Hz. Muhammed kimdir?
Bir
sır var, kâinatın bütün sırlarını içinde barındıran. Bu sır öyle bir anahtar ki
bütün insanlığın tüm dertlerine tabip olunabilecek nitelikte. Aklın bütün
fonksiyonlarını kalbin tüm melekeleriyle birleştirip eylem gücüne dönüştüren
bir sır var. Sırrı muazzama. İnsan ve onun katmanında olan bütün
yaratılmışlığın tüm boyutlarıyla huzura kavuşacağı bir sır var. Hani sihirli
değnek gibi diyeceğim ama değil, mucize cinsinden işte. Hani her şey huzur için
değil mi, o ebedi huzur için, işte o sırdır sırların sırrı. İşte o sırdır
kalbimize nakışlanan, aklımıza bakışlanan…
…
Dünyanın
hâline taşlar bile hayrette. Belki faydam dokunur diye karıncalar bile
gayrette. Nafile, biçare, insan keskin bir gaflette… Onu kaybedişin gafletinde…
…
Nasıl
bir ölmüşlüktür ondan mahrumiyet. Onunla tanışmamışların çürümüşlüğüdür hayat.

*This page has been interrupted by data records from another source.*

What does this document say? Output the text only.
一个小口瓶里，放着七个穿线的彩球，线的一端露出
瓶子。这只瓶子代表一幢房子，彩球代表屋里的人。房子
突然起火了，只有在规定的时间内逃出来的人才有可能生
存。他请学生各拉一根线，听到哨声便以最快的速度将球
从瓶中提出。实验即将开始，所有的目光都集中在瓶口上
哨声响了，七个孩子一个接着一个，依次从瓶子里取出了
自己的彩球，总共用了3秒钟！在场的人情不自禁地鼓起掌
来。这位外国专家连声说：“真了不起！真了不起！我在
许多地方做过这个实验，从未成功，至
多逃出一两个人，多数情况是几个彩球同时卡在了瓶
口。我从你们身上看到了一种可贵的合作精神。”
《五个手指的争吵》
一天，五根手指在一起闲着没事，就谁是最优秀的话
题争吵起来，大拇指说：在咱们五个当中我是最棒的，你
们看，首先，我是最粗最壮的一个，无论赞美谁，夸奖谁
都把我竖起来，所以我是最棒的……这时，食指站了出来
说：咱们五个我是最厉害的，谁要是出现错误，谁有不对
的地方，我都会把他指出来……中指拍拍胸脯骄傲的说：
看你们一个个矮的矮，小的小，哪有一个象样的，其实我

Nasıl bir yitikliktir ona uzaklık. Çölde çölleşmektir, taşla taşlaşmaktır onu
bilmemek…
…
Onun
kokusunda açılır bütün kapılar, onun dokusunda ışık bulur tüm buluşmalar.
Onun
aşkında vücut bulur özlemler, vuslatlar. Varlığın bütün güzel iklimleri onun
isminin neşesiyle cem olur. Buluşur bütün ikramlar, kavuşur bütün âşıklar, onun
suretinde siretinde. Göklerin neşesidir o, yerlerin en şen sesidir o…
…
Karanlığa
mahpus olan dünyanın-dünyalının kurtuluş dilekçesidir o. Tarumar olmuşluğumuzun
toparlanma bilekçesidir o. O kimdir. O, tükenmişliğimizin yeniden
filizlenmesidir, ümitsizliğimizin dua pınarıdır o. Kalbimizdeki hazinenin en
emin bekçisidir o. Gönlümüze düşen o cemrenin can suyudur o. Dosta kavuşma ânımıza,
miraç olan rehberdir o. Şeb-i arusumuza
sancağıyla gölge olan refakatçidir o. Diriliş burçlarının kumandanıdır o.
Arştaki yıldızların serdarı, arzdaki nefeslerin serhadıdır o. Gökteki kilitli
katların, kapıların o güleç anahtarıdır o. Bir sır var, onun adında mündemiç.
…
Bir
sır var, ruhumuzu azaptan kurtaran bir sır. Hikmetler ummanından kopup gelen
bir sır var: onun adıyla dirilen, onun adında dillenen bir sır var. Onun
namında ünlenen bir sır var, gönlümüze sermaye olan, aklımıza akıl olan o sırrı
muazzama…
…
Âşıkların
aşkıyla, mâşukların meşkiyle, dertlilerin derdiyle, hastaların şifayı
bekleyişiyle, diken diken olan tüylerin kökünde, derya olup sular seller gibi
akıp da durmayan o aşkımızın nurunda bir sır var. Bizi kibirden azat eden,
aşkıyla bize aşkı murad eden bir sır var. Gözyaşımız deryasında balıkların
ismini müjdelediği bir sır var. Cehalet çukurundan aydınlığın o kutsi
burçlarına bizi ulaştıran, bizi adının namıyla selamete kavuşturan bir sır var.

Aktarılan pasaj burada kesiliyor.